I'm hoping some of my online game obsessions have reached their peak (okay, I think they are still there but the shine has tarnished and my brain isn't looking for diversion anymore - must have been that Christmas thing).

TV is always a bad habit but that one hour of hiking on the treadmill keeps me happy enough to not obsess over this. After all LOST will be back on and few new series might be coming out.

By the way, Jay Leno and NBC have killed TV.

I'm just saying.

Oh, I threw a doozy at Bob on New Year's Eve about uh, money. Floored the man I did. But sometimes getting someone to see the reality means a hard lesson and boy, we earned it. We're fine and no worries - it was just that we have a mortgage and then a line of credit. While our mortgage is diving downwards the line of credit has been creeping upwards. I was aware of it because I pay everything. I tried to get Bob to understand but no, it took our LC getting to a point where I said to Bob 'hey, that LC that you think is 'this much' is actually 'this much'.

He didnt' leave me.

So we're on track now and have a plan - remember how I can't say no to BF? Yeah, try me saying no to Bob. Doesn't happen. So having Bob on my side when financial decisions are being made helps immensely.
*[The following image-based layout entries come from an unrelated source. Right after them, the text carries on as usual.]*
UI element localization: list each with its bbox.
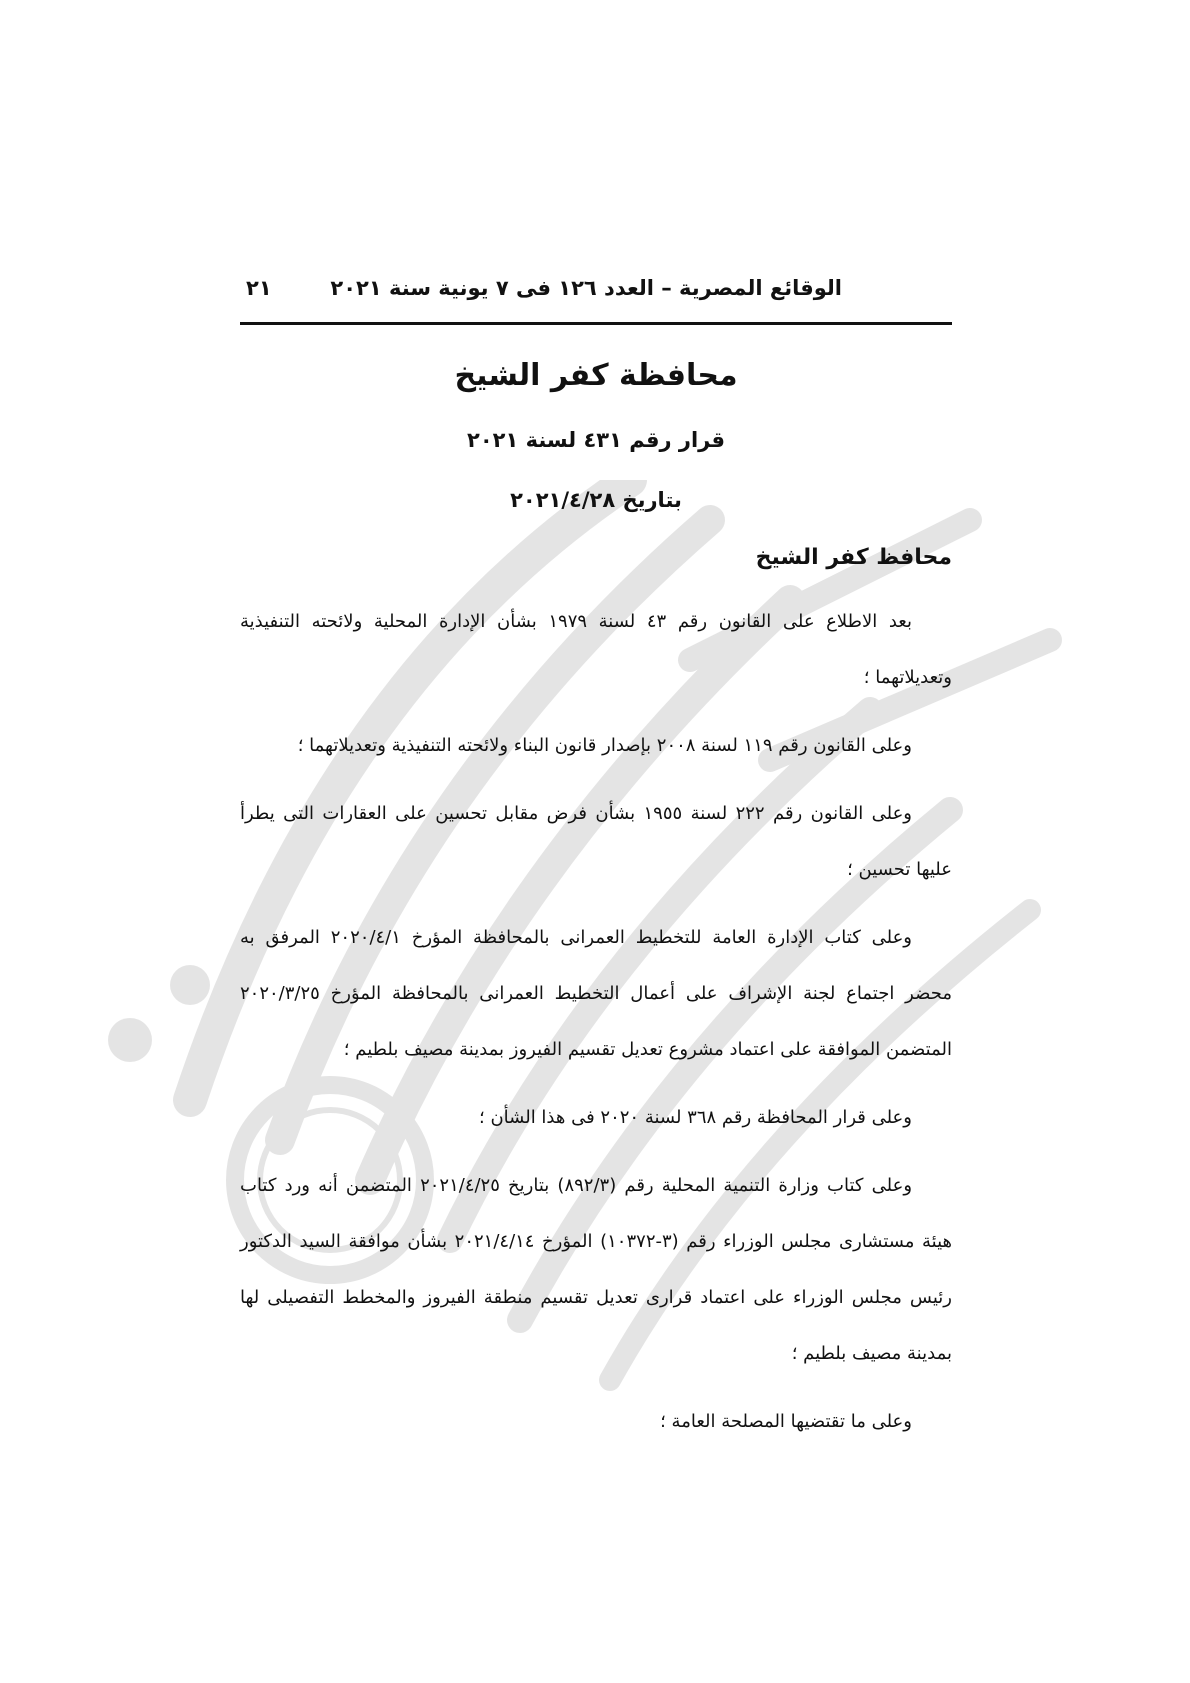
paragraph: وعلى القانون رقم ٢٢٢ لسنة ١٩٥٥ بشأن فرض مقابل تحسين على العقارات التى يطرأ عليها تحسين ؛	[240, 803, 952, 880]
paragraph: وعلى القانون رقم ١١٩ لسنة ٢٠٠٨ بإصدار قانون البناء ولائحته التنفيذية وتعديلاتهما ؛	[297, 735, 912, 756]
decree-number: قرار رقم ٤٣١ لسنة ٢٠٢١	[467, 428, 725, 452]
paragraph: وعلى كتاب الإدارة العامة للتخطيط العمرانى بالمحافظة المؤرخ ٢٠٢٠/٤/١ المرفق به محضر اجتماع لجنة الإشراف على أعمال التخطيط العمرانى بالمحافظة المؤرخ ٢٠٢٠/٣/٢٥ المتضمن الموافقة على اعتماد مشروع تعديل تقسيم الفيروز بمدينة مصيف بلطيم ؛	[240, 927, 952, 1060]
header-rule	[240, 322, 952, 325]
issuer-heading: محافظ كفر الشيخ	[755, 545, 952, 570]
header-title: الوقائع المصرية – العدد ١٢٦ فى ٧ يونية سنة ٢٠٢١	[330, 276, 842, 300]
paragraph: بعد الاطلاع على القانون رقم ٤٣ لسنة ١٩٧٩ بشأن الإدارة المحلية ولائحته التنفيذية وتعديلاتهما ؛	[240, 611, 952, 688]
decree-date: بتاريخ ٢٠٢١/٤/٢٨	[510, 488, 682, 512]
paragraph: وعلى قرار المحافظة رقم ٣٦٨ لسنة ٢٠٢٠ فى هذا الشأن ؛	[479, 1107, 912, 1128]
paragraph: وعلى ما تقتضيها المصلحة العامة ؛	[660, 1411, 912, 1432]
running-header	[240, 276, 952, 316]
page-number: ٢١	[246, 276, 272, 300]
paragraph: وعلى كتاب وزارة التنمية المحلية رقم (٨٩٢/٣) بتاريخ ٢٠٢١/٤/٢٥ المتضمن أنه ورد كتاب هيئة مستشارى مجلس الوزراء رقم (٣-١٠٣٧٢) المؤرخ ٢٠٢١/٤/١٤ بشأن موافقة السيد الدكتور رئيس مجلس الوزراء على اعتماد قرارى تعديل تقسيم منطقة الفيروز والمخطط التفصيلى لها بمدينة مصيف بلطيم ؛	[240, 1175, 953, 1364]
document-title: محافظة كفر الشيخ	[454, 358, 738, 393]
document-body	[240, 594, 952, 1462]
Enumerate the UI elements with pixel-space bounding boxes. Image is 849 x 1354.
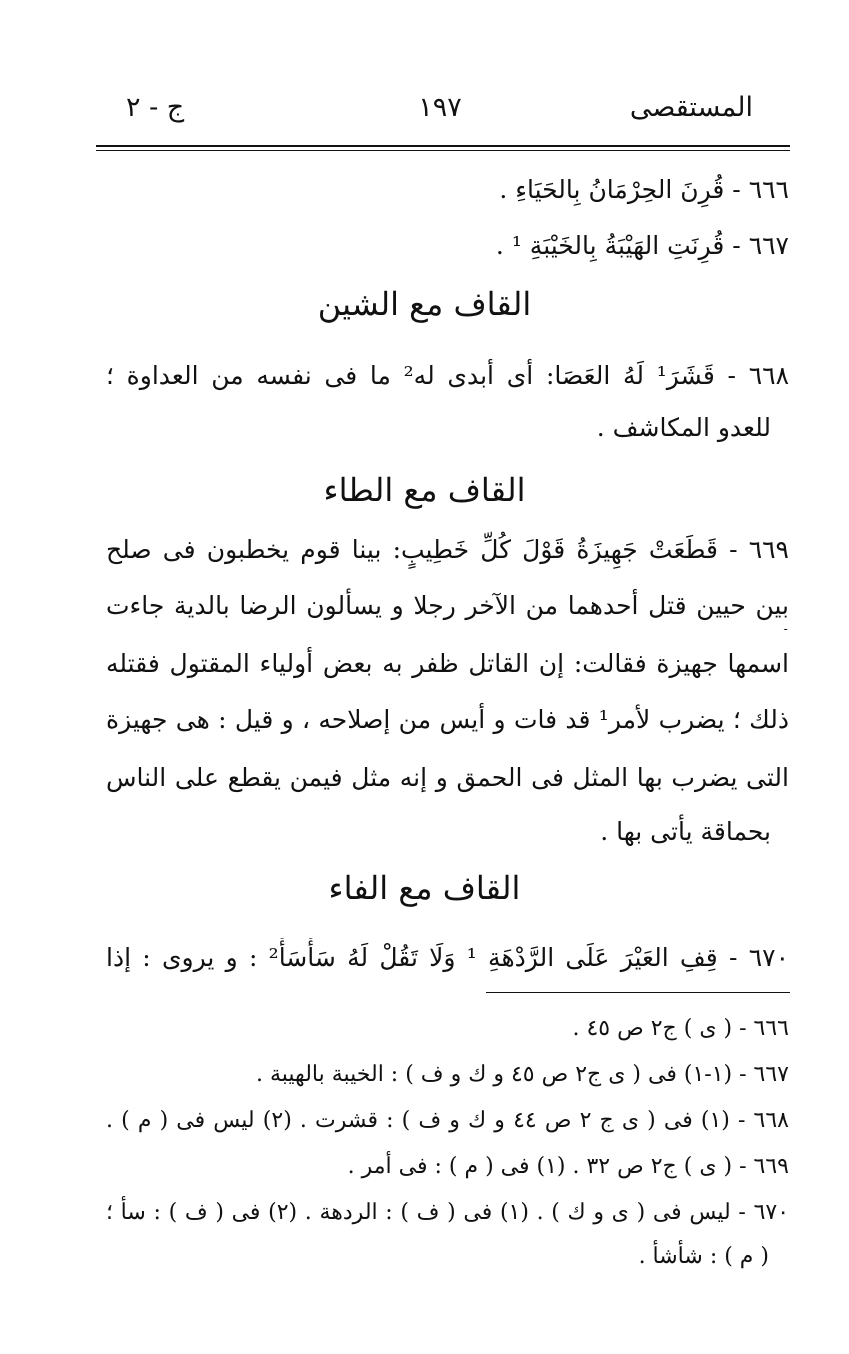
entry-line: ٦٧٠ - قِفِ العَيْرَ عَلَى الرَّدْهَةِ ¹ وَلَا تَقُلْ لَهُ سَأْسَأْ² : و يروى : إذا: [106, 943, 789, 972]
header-rule-thick: [96, 145, 790, 147]
section-heading: القاف مع الشين: [317, 285, 532, 323]
entry-line: ٦٦٩ - قَطَعَتْ جَهِيزَةُ قَوْلَ كُلِّ خَطِيبٍ: بينا قوم يخطبون فى صلح: [106, 535, 789, 564]
header-rule-thin: [96, 150, 790, 151]
page-number: ١٩٧: [418, 92, 462, 123]
volume-label: ج - ٢: [126, 92, 185, 123]
entry-line: ٦٦٧ - قُرِنَتِ الهَيْبَةُ بِالخَيْبَةِ ¹ .: [495, 231, 789, 260]
footnote: ٦٦٦ - ( ى ) ج٢ ص ٤٥ .: [572, 1016, 789, 1041]
footnote: ٦٦٨ - (١) فى ( ى ج ٢ ص ٤٤ و ك و ف ) : قشرت . (٢) ليس فى ( م ) .: [106, 1108, 789, 1133]
running-title: المستقصى: [629, 92, 753, 123]
entry-line: ذلك ؛ يضرب لأمر¹ قد فات و أيس من إصلاحه ، و قيل : هى جهيزة: [106, 705, 789, 734]
entry-line: اسمها جهيزة فقالت: إن القاتل ظفر به بعض أولياء المقتول فقتله: [106, 649, 789, 678]
entry-line: ٦٦٨ - قَشَرَ¹ لَهُ العَصَا: أى أبدى له² ما فى نفسه من العداوة ؛: [106, 361, 789, 390]
footnote-rule: [486, 992, 790, 993]
entry-line: بحماقة يأتى بها .: [600, 817, 771, 846]
section-heading: القاف مع الفاء: [328, 869, 521, 907]
footnote: ( م ) : شأشأ .: [638, 1244, 769, 1269]
footnote: ٦٦٧ - (١-١) فى ( ى ج٢ ص ٤٥ و ك و ف ) : الخيبة بالهيبة .: [256, 1062, 789, 1087]
footnote: ٦٧٠ - ليس فى ( ى و ك ) . (١) فى ( ف ) : الردهة . (٢) فى ( ف ) : سأ ؛: [106, 1200, 789, 1225]
entry-line: التى يضرب بها المثل فى الحمق و إنه مثل فيمن يقطع على الناس: [106, 763, 789, 792]
footnote: ٦٦٩ - ( ى ) ج٢ ص ٣٢ . (١) فى ( م ) : فى أمر .: [347, 1154, 789, 1179]
page-header: [0, 92, 849, 134]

Course, the next day he was telling me about these dressers he had seen and how they are perfect for our bathroom renovation.

One day.

He rolled his eyes and said, 'we'll just know where they are and I can do the plumbing in prep'. I've seen the plumbing problems that happen when the unit is in the house, can't imagine what will happen if we are 'guessing'.

Living and learning. I guess that's how we roll.

Any plans for the new year? I don't do resolutions as much as plans. Cause resolutions scare the crap out of me!